We have two properly sized dedicated machines for live and standby operation. Both servers run several virtual machines in an OpenVZ environment. In the past we had quite a few times issues with their RAID controllers. Under heavy load, the system was just freezing. This problem was reported to the server vendor. One of the servers (the standby machine) was taken down on November 16 to update the firmware which seemed to resolve the issues that we had. Yesterday, the machine was brought back into the data center at punkt.de so we could reinstall and put it into operation again.
While one machine was (hopefully) fixed by the firmware update, the same problem started again to hit the live machine as well. We decided to put back the fixed spare machine into operation and to migrate the virtual servers to that hardware. In general this is not such a big issue anymore as we have proper experience and our infrastructure is quite automated thanks to using Chef and Steffen Geberts high engagement for improving this setup.
Unfortunately, after the machines were migrated and waiting to be started, around 1:00 pm some weird problems with the network setup started to hit us. For some unknown reason all network interfaces were unavailable, and on top of that, the configuration for the remote serial console was not properly configured yet. We contacted punkt.de as someone of their admins had to go to the data center to get the serial console working for us again. Being one step further now, we tried to tackle the issue with the failing network interfaces.

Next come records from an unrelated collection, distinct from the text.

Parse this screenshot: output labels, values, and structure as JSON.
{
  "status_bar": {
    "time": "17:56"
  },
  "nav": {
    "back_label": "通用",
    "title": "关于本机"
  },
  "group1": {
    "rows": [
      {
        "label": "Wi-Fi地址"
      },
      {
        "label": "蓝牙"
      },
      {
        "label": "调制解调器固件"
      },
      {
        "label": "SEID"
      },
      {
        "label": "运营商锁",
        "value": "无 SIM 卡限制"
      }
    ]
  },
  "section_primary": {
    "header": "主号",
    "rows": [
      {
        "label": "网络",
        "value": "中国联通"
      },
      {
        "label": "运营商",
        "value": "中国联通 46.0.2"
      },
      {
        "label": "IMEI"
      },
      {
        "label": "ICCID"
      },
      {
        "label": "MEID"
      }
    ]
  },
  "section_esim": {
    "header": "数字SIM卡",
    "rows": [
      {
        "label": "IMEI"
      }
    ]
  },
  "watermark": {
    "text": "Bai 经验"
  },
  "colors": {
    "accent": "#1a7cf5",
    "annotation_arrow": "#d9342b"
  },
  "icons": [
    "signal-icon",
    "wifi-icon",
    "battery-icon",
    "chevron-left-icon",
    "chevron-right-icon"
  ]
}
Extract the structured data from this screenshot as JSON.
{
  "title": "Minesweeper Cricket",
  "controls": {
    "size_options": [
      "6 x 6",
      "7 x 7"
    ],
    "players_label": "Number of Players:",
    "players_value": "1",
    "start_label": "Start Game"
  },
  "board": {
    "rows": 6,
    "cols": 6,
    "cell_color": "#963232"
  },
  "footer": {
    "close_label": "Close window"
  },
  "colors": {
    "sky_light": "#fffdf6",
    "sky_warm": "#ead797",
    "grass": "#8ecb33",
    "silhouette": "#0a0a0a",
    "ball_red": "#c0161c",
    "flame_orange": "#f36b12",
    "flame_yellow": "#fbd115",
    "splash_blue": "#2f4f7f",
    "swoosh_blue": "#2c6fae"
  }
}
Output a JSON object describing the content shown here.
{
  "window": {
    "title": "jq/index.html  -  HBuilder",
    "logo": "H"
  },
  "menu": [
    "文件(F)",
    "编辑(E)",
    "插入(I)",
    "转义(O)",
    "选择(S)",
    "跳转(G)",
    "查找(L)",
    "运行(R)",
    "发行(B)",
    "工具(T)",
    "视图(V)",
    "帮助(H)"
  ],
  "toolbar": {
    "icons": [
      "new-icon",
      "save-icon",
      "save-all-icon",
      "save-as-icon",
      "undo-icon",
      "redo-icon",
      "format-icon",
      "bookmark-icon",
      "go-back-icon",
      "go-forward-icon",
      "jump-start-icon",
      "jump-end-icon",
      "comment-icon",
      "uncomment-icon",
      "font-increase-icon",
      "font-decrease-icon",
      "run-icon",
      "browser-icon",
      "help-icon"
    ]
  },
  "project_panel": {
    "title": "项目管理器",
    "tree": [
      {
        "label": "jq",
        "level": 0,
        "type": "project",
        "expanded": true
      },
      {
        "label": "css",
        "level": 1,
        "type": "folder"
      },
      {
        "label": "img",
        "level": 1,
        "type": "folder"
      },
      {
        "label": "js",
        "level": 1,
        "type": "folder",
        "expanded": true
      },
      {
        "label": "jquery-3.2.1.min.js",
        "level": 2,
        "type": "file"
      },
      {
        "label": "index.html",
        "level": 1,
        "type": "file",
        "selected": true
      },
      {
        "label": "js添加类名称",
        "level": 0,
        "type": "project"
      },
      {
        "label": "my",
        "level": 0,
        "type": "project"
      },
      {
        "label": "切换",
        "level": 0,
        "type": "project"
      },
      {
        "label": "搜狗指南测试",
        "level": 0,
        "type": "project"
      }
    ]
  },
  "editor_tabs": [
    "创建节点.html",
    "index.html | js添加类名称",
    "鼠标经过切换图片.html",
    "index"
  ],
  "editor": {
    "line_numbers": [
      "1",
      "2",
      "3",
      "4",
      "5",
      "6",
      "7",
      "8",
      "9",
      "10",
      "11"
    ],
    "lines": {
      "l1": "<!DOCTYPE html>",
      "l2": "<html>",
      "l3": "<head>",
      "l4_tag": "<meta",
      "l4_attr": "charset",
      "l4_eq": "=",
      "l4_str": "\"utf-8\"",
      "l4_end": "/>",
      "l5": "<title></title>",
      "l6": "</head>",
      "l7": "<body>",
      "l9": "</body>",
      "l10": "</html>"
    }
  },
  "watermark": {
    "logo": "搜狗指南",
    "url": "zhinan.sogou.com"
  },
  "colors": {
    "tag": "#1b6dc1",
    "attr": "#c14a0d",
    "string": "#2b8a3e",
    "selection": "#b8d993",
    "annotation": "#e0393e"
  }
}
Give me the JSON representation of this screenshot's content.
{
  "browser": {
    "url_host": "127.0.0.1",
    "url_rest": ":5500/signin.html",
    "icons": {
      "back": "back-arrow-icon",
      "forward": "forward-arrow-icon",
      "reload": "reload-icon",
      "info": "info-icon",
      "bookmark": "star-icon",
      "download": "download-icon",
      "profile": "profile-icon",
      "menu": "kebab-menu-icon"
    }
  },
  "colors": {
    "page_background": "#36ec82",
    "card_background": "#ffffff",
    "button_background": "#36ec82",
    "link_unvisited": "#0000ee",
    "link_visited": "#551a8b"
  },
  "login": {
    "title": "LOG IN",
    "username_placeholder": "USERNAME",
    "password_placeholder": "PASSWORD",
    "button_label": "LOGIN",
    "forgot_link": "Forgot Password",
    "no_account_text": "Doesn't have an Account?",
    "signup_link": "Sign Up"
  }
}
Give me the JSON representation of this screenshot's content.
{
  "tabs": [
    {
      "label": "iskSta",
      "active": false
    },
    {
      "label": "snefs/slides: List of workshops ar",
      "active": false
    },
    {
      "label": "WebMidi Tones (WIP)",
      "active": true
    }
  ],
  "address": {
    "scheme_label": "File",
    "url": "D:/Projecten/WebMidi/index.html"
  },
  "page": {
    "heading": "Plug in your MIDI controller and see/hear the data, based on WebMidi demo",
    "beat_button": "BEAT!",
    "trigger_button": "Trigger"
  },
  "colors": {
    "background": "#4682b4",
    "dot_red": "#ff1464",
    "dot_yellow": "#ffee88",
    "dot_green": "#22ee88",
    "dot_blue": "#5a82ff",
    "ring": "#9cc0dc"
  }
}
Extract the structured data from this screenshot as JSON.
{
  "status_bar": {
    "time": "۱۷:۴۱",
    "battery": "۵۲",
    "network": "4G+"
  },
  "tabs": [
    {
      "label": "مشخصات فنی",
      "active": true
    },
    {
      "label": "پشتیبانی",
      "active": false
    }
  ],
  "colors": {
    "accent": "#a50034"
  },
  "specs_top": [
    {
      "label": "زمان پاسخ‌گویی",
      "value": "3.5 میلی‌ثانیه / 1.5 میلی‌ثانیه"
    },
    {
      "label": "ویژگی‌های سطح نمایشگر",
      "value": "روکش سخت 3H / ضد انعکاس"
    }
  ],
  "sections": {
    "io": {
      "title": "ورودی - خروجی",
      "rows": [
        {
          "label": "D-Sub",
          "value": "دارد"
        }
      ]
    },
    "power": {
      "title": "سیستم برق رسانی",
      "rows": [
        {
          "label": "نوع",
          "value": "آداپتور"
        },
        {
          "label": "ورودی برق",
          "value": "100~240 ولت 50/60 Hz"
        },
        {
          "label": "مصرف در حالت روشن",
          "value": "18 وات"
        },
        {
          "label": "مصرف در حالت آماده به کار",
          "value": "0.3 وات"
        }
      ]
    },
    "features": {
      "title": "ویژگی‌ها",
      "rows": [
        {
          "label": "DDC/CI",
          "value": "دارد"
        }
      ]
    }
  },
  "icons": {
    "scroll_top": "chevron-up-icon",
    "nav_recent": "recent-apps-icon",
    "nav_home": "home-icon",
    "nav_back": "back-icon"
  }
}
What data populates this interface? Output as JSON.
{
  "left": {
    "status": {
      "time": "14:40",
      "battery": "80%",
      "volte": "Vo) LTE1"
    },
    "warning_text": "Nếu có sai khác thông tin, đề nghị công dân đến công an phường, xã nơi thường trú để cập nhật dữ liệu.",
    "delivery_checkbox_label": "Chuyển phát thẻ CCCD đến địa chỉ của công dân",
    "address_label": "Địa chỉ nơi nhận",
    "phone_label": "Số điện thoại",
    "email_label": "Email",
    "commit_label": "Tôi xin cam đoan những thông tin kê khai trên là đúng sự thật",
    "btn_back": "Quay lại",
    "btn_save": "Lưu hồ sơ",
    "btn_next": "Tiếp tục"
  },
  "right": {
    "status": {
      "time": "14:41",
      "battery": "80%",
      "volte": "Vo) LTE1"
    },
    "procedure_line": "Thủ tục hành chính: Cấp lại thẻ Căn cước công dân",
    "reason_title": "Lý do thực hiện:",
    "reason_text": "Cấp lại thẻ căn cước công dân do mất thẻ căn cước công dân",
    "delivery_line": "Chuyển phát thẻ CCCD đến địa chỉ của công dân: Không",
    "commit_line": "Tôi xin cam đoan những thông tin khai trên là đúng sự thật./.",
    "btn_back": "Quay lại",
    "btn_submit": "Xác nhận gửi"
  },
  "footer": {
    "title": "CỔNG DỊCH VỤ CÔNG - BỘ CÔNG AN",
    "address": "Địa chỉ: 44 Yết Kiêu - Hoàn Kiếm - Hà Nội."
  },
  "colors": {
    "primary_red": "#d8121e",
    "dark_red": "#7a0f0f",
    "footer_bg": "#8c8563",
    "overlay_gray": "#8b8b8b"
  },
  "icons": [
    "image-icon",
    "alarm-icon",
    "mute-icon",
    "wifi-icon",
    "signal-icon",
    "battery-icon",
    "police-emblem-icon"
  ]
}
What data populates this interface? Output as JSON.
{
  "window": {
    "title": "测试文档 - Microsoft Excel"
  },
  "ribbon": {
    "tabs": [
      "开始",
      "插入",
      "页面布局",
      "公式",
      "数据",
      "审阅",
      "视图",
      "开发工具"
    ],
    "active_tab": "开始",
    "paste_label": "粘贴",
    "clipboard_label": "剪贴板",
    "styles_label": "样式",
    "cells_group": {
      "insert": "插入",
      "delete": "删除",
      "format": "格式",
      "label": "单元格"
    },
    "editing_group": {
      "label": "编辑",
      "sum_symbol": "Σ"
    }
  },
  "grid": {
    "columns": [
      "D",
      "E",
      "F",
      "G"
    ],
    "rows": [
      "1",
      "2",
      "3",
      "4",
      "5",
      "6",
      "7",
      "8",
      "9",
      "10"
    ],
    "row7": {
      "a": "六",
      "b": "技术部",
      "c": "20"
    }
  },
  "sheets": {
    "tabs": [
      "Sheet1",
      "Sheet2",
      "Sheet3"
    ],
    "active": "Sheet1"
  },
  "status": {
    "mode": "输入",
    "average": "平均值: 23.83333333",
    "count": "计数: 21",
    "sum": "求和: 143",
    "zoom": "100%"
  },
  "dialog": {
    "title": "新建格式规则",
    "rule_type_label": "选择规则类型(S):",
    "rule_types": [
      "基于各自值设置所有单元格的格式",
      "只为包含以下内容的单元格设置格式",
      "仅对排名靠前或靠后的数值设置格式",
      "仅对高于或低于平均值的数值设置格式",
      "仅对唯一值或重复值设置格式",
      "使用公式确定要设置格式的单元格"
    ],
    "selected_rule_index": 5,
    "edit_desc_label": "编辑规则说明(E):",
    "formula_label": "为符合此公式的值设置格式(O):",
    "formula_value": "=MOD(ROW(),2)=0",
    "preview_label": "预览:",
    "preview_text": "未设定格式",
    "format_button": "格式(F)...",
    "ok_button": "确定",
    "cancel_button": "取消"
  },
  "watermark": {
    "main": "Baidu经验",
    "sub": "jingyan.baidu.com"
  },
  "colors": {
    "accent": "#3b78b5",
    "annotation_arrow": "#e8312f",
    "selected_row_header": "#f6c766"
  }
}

However this took way longer than expected and during late afternoon we finally decided to move typo3.org to some other machine for the time being.
Around 10:30 pm, typo3.org was put live again on the temporary location. However, we were aware that the hardware was not meant for such a high-traffic site on top of the existing machines that were already running on it. That's why typo3.org was working, but performance was pretty bad (even worse than we expected). This was even worsened by the fact that the associaton website got updated just at the same time as well (which is great of course, but in this situation it would be been good to know for us, so we could have postponed it)...
After resetting the firmware of the ethernet controllers late in the evening, the last remaining issue with the network setup could be solved in the next morning.
Finally, we could move back typo3.org to the machine which is properly dimensioned to host it. This was finished on December 4 at 2:00 pm. Since that time typo3.org is served again at proper speed without any problems and we are back at "regular operation". There is still no spare machine available right now, but we are of good hope that the other server will be fixed before we will need it again...
Of course this is just a summary and as every sysadmin probably knows, situations like this can happen no matter of your worst case scenario. Last Monday was just a classic "murphy" day for us and we are verry sorry for every minute of failed operation.
We have asked the admins at punkt.de to repair the spare machine as well, so we'll have more capacities again. Also we have incorporated the automatic setup of the remote/serial console so chances are lower that we miss that important part of the server setup in the future...
In order to prevent further outages, punkt.de will even offer a 3rd server for us, allowing us to be even more flexible during hardware failures. We really like to thank their admins, Wolfgang Zenker and Patrick Hausen, for supporting us whenever we needed their assistance. Thank you!
Thanks to everyone for your patience and understanding!
Peter, Steffen and Michael on behalf of the server team